Gillian Anderson Was Offered Half Her Co-Star's Pay for 'The X-Files' Revival
Fans of the hit '90s TV show The X-Files, who rejoiced after learning a revival was in the works, are likely excitedly gearing up for the reboot's Sunday premiere. But their enthusiasm might be dampened by news of the sexist treatment star Gillian Anderson faced on set, the details of which she explained to the Daily Beast on Friday.
Although the award-winning actress was ultimately paid the same as her co-star, she disclosed to the Hollywood Reporter that she was initially offered half. The lack of media buzz about this wage gap, she told the Daily Beast, was "shocking to me, given all the work that I had done in the past to get us to be paid fairly."
Anderson — who wasn't paid the same amount as her co-star, David Duchovny, until a few years into the series — fought for equal treatment years ago, according to the Daily Beast. To add insult to injury, the actress was also initially required to "stand a few feet behind" Duchovny and never "step side-by-side with him," according to the same report.
"I can only imagine that at the beginning, they wanted me to be the sidekick," she told the Daily Beast. "I don't know how long it lasted or if it changed because I eventually said, 'Fuck no! No!' ... But I imagine it had more to do with my intolerance and spunk than it being an allowance that was made."

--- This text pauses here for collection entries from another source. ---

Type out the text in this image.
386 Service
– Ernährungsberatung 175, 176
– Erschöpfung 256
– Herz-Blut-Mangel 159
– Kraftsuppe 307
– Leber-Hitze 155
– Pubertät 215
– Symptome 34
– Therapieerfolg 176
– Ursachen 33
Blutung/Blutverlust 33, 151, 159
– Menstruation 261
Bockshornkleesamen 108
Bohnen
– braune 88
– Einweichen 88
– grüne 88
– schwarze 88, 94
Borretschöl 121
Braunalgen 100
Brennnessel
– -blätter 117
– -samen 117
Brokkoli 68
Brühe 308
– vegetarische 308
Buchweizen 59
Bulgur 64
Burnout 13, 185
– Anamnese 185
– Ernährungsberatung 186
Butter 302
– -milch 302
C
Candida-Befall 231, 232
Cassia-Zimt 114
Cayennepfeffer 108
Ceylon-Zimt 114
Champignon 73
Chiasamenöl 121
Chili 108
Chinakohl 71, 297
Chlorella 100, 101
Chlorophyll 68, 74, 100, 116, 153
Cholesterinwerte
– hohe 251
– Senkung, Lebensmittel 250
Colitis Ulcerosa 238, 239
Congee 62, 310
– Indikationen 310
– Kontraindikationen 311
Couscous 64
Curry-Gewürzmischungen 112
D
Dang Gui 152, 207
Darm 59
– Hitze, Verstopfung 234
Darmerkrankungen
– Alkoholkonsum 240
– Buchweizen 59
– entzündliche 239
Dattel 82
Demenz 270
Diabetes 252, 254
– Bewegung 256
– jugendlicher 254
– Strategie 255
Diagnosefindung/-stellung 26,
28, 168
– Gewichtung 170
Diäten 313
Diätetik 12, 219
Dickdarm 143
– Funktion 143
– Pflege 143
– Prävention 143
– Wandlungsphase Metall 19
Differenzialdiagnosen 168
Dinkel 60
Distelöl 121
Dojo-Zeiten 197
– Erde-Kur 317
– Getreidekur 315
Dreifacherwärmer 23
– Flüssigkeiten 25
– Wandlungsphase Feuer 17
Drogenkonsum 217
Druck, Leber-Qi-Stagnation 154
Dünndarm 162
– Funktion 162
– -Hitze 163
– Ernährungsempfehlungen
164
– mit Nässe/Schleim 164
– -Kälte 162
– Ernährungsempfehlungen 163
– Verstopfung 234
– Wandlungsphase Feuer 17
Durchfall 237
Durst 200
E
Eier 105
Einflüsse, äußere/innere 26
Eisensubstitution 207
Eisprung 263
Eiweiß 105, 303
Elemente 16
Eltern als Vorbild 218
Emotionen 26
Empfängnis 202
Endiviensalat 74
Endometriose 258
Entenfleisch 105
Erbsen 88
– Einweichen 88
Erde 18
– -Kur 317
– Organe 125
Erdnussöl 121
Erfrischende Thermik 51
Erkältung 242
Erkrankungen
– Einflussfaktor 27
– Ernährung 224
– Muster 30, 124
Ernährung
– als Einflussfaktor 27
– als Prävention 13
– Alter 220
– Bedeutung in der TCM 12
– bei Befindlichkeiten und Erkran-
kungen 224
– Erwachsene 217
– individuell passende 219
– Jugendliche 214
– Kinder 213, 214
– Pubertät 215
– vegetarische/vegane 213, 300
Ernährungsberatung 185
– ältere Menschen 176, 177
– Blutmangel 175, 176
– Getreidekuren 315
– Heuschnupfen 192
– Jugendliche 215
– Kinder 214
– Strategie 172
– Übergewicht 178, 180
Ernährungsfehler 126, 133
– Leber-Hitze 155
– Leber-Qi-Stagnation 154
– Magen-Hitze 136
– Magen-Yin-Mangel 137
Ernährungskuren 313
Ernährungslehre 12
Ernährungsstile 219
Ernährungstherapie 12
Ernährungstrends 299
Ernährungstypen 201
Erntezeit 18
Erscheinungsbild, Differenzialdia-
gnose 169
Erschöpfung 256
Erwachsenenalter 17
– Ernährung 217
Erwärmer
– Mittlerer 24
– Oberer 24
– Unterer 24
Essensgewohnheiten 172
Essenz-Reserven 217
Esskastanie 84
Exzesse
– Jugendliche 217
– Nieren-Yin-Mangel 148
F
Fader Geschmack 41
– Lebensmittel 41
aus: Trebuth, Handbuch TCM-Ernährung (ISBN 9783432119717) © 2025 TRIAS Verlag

Anderson is hardly the first actress to speak out about the entertainment industry's inequitable treatment of actresses. Patricia Arquette, Reese Witherspoon and others have spoken out about Hollywood's wage gap, and the numbers back them up. While the 10 highest-paid movie actors made $431 million in 2015, the 10 highest-paid actresses made about half, at $218 million, Variety reported in November.
The problem extends well beyond Hollywood too. In 2014 full-time female workers in the United States made 79 cents for every dollar their male counterparts made — a gap that is significantly worse for women of color and mothers, according to the American Association of University Women. A 2015 study revealed that at the current pace, this gap likely won't close until 2058.
That Anderson was ultimately paid the same as her male counterpart underscores the importance of other actresses speaking out about the issue until equality is the norm.